I walk back to the tabernacle, limping in the dark. I see you crawling through the shadows of your army, reaching up to stroke each one’s head with a tender hand. I think about how heavy a rock I will need to crack open your skull, and I spend the night weighing the rocks that sit at the base of the mountain. I look for God’s face in the smooth part of the mountain, the craggy land puckering and flattening into a soft stretch of limestone. There is nothing there, no winking eye or chuffing breath, and I feel angry with you for lying about seeing God’s face. It is better that you die, I think. It will end your suffering, the living without knowing.
You’ve stopped speaking now, and only turn to me mutely when I offer you a water vessel or a little meat. Your army stretches for almost a mile, and sometimes it takes me hours to find you, your skin covered with dust, your eyes wet and red, shining against the cracked skin of your face. You move quickly through the ranks, springing and galloping on your hands and feet, your back rounded, hunched, the muscles in your shoulders are wide and ridged. I will drop a boulder on your head while you are sleeping.
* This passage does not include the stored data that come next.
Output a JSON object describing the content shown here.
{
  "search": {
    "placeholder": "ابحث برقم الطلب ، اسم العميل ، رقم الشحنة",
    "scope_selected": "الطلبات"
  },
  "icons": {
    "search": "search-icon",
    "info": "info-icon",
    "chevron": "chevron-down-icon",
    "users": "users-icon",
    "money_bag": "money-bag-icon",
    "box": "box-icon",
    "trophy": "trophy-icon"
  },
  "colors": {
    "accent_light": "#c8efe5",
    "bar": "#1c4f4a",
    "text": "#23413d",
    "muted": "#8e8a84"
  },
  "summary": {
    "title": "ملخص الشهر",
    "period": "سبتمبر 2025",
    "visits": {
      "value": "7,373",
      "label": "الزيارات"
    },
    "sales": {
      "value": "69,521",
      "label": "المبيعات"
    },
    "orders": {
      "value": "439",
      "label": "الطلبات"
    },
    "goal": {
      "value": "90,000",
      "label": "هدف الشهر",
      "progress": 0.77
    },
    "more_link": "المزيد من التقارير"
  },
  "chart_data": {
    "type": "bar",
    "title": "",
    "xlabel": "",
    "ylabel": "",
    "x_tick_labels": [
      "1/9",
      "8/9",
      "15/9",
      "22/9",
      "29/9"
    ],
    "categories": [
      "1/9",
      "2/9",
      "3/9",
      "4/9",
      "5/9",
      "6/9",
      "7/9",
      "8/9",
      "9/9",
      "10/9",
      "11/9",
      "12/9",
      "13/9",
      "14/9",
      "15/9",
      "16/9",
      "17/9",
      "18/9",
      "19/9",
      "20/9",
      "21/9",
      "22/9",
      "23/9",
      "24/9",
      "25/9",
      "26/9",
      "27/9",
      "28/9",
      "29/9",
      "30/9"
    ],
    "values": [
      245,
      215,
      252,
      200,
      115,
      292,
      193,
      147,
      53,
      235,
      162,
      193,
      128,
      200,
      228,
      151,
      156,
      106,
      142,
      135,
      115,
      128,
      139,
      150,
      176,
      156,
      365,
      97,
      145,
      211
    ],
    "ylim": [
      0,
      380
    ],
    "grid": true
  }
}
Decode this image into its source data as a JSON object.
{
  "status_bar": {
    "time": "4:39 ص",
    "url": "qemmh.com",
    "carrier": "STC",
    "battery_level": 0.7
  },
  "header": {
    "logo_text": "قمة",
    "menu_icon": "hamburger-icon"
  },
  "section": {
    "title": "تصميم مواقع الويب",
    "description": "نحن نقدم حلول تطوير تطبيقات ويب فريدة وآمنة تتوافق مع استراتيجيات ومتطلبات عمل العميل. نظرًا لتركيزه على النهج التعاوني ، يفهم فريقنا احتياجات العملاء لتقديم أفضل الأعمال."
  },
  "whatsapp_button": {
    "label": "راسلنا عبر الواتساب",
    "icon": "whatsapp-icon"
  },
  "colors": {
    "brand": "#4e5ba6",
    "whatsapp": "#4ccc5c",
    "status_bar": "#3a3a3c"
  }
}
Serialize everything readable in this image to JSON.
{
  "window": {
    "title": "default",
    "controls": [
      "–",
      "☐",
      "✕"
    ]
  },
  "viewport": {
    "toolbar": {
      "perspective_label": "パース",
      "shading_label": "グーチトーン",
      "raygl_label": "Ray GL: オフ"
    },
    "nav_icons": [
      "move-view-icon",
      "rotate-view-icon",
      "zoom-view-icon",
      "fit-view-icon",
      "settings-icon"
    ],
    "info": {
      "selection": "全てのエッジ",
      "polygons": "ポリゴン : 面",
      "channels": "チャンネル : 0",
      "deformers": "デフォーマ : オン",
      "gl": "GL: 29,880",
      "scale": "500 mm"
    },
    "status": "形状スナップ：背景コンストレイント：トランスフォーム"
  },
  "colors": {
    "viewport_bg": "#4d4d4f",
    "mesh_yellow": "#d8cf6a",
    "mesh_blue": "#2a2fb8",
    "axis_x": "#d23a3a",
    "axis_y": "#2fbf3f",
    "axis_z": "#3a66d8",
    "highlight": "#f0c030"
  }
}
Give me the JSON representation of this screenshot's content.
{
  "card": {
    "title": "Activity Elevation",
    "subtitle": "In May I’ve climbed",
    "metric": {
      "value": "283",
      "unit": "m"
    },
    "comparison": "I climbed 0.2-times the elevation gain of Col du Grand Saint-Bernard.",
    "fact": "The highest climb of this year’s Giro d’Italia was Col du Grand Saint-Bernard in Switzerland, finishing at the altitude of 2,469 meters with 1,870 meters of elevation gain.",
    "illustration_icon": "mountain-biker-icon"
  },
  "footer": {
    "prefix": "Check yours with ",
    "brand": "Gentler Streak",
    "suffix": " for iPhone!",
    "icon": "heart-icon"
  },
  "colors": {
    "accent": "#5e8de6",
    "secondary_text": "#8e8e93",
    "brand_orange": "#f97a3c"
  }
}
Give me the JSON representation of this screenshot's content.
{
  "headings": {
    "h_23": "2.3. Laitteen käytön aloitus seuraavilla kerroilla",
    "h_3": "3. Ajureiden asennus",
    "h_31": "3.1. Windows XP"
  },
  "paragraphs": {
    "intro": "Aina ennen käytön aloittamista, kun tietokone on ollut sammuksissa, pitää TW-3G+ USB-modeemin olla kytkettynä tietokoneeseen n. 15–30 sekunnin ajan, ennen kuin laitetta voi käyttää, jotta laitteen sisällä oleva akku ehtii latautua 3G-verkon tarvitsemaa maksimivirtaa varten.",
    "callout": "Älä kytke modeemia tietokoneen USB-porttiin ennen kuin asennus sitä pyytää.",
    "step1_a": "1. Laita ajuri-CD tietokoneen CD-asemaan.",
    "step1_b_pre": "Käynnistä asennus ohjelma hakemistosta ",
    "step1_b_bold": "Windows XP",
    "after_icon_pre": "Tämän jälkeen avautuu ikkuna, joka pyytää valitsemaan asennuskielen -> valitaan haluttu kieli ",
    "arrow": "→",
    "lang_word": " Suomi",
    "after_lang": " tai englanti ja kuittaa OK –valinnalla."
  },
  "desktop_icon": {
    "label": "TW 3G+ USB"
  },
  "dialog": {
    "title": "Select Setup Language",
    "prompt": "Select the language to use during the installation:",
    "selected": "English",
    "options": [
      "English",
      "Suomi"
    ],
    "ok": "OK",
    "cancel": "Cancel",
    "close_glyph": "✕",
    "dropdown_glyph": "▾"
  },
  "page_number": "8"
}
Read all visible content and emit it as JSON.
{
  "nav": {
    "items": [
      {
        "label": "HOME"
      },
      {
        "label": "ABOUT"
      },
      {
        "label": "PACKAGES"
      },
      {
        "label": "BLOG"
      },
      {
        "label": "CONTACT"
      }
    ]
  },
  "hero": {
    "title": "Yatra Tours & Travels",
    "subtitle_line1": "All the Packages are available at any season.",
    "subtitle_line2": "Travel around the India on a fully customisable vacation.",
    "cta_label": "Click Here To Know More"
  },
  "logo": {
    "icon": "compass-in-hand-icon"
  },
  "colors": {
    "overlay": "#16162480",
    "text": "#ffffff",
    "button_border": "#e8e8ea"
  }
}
I wait until just before dawn, pulling the boulder with a length of rope, the weight sliding easily through the dry, loose soil. I pass in front of the limestone soldiers, their shadows long and dark, their bodies glowing white. I hear a strange muttering as I move slowly by them, the soil rustling slightly under the weight of the rock. I stop, panting lightly, listening. The night air is still, and dead, heavy silence that makes it hard to breathe. There, I think, turning my head sharply to a faint whisper. On my left, the rows of soldiers stare blindly ahead, their armor carved in deep lines. I squint, trying to make out your form, a small huddle deep inside the rows of soldiers. I hoist the boulder on my shoulder, groaning at the weight, feeling the muscles in my stomach strain to keep me upright. I move into the rows, stepping carefully. The limestone figures seem endless, their longswords held tightly in their fists. There, I think, choking down panic. A soldier on my right has turned to face me, his gaze cold and inhuman. The boulder is eating into the skin of my shoulder, the flesh there feels raw and slippery. You are breathing slowly, deeply, your face caked in layers of limestone dust, the skin of your mouth looks strange and ragged. God’s face is like your own, I whisper to you. His back is craggy and strong, like the highest mountain peaks. You are awake now, and watching me, your breath is deep and even. You haven’t seen him, you whisper, and your voice is strange and broken sounding. The soldiers are turning, turning, the endless lines of them, their limestone bodies shifting the earth beneath them, their short arms lifting and testing their weapons. I lift the boulder over my head, and you close your eyes. The boulder feels like nothing coming down, like a wisp of air, like a falling feather.